As per the question,

Coefficient of friction between the block $m_2$ and table $\mu$ =0.350

$m_1=4kg, m_2=1kg, m_3=2kg$

g=gravitational accelration

Let a be the net acceleration of the masses, N$(=m_2g=1g)$ bet the normal reaction on the table due to $m_2$ $T_1$ =tension between the string of block $m_1$ and $m_2$ and $T_2$ is the tension between the string of block $m_2$ and $m_3$

a) The FBD (free body diagram) is given below

b)

Force balance on the block $m_1$

Now, $m_1g-T_1=m_1a$

$4g-T_1=4a-------(i)$

force balance on the block $m_2$

$T_1-f_2-T_2=m_2a$

$T_1-\mu N-T_2=a$

$T_1-0.35g-T_2=a-----(ii)$

Force balance on the block $m_3$

$T_2-m_3g=m_3a$

$T_2-2g=2a-----(iii)$

adding equation (i) , (ii) and (iii)

$4g-0.35g-2g=7a$

$1.65g=7a$

$a=\dfrac{1.65g}{7}=0.24\times 9.8=2.4m/sec^2$

c)

Putting the value of a, in the equation (i) and (ii)
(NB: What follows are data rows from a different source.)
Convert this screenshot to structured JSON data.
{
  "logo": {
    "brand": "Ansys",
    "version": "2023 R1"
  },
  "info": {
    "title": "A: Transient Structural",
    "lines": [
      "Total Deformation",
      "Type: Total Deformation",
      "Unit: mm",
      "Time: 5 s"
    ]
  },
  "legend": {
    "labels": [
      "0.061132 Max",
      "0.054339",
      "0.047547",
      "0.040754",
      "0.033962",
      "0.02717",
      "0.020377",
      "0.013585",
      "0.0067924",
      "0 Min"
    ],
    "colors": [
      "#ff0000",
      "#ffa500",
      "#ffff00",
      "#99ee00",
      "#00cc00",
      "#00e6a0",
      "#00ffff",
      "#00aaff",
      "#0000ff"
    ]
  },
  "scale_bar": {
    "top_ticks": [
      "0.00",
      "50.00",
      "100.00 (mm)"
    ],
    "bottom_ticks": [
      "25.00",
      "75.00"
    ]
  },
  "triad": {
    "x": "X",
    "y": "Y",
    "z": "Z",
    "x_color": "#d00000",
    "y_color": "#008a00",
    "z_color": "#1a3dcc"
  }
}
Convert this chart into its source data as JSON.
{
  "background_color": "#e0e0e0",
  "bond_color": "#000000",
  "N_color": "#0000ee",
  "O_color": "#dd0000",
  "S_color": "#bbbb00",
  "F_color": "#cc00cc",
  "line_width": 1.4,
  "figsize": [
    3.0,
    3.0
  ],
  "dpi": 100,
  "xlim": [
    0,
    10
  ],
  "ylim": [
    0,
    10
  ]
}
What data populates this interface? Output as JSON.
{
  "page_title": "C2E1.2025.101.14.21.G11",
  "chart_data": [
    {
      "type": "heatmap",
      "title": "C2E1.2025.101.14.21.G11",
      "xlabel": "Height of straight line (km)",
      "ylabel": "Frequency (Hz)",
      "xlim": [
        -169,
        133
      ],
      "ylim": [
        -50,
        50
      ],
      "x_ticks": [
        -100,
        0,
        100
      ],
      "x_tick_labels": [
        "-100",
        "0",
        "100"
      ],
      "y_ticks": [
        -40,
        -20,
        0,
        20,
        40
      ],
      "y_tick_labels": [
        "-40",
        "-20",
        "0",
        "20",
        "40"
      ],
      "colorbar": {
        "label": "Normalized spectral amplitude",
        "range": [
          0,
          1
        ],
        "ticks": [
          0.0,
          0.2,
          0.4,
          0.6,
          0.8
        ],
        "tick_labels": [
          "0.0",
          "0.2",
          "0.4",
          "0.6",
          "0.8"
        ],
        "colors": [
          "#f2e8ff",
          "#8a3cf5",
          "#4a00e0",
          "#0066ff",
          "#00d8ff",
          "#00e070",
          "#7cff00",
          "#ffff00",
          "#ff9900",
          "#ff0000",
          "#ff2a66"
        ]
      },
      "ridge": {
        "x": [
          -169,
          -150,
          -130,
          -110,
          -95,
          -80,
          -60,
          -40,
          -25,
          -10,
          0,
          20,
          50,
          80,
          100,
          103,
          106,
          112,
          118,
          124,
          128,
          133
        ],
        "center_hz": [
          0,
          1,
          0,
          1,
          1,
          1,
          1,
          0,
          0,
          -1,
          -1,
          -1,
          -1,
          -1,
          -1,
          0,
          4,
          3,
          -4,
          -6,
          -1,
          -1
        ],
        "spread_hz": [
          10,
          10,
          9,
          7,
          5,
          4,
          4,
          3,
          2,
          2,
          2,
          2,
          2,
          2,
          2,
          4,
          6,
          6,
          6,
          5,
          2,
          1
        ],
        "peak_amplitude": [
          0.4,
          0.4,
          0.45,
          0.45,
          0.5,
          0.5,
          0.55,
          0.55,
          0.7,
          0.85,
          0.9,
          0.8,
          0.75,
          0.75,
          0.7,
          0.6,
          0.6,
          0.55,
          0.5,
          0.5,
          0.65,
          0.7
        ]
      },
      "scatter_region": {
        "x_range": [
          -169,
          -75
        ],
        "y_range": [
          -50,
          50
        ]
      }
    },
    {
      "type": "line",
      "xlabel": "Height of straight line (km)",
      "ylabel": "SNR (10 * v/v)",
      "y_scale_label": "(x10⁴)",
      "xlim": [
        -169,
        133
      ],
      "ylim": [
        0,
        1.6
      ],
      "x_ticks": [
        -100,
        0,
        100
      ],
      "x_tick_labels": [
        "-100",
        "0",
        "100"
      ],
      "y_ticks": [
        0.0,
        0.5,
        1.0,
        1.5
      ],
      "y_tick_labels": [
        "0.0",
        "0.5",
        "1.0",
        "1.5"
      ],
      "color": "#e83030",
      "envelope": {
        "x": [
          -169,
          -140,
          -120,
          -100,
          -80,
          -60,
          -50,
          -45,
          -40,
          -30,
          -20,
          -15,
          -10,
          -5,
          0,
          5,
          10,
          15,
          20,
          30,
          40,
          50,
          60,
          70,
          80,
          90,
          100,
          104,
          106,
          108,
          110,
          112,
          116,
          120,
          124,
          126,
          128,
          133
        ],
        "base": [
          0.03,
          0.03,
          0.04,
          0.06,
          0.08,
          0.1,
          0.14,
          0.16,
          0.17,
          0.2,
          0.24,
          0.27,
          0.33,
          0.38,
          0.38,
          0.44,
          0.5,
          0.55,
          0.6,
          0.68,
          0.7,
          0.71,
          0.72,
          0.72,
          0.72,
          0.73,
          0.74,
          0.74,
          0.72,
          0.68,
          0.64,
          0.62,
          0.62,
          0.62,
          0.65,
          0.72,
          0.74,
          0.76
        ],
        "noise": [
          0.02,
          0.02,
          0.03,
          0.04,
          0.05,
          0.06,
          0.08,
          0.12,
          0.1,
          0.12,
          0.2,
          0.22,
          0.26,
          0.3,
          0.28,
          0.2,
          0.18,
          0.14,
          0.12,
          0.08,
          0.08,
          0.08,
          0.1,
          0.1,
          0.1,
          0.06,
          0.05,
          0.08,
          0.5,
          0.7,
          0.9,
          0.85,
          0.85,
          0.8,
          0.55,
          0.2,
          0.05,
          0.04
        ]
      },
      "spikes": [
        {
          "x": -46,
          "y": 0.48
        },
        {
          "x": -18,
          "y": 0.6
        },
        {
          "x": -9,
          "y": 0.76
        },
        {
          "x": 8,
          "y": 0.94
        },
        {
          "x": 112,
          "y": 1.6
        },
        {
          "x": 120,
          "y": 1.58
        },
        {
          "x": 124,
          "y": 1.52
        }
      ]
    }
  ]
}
$T_1=4g-4a=4\times 9.8-4\times 2.4=29.6N$

$T_2=2a+2g=2(9.8+2.4)=24.4N$

d)

If friction force is negligible, then $f_s=0$

so, $a=\dfrac{4g-2g}{7}=\dfrac{2\times 9.8}{7}=2.8m/sec^2$

so, $T_1=4g-4a=34.4N$

$T_2=2a+2g=2\times 2.8+2\times 9.8=25.2N$

Hence tension,in both the string and the acceleration will increase.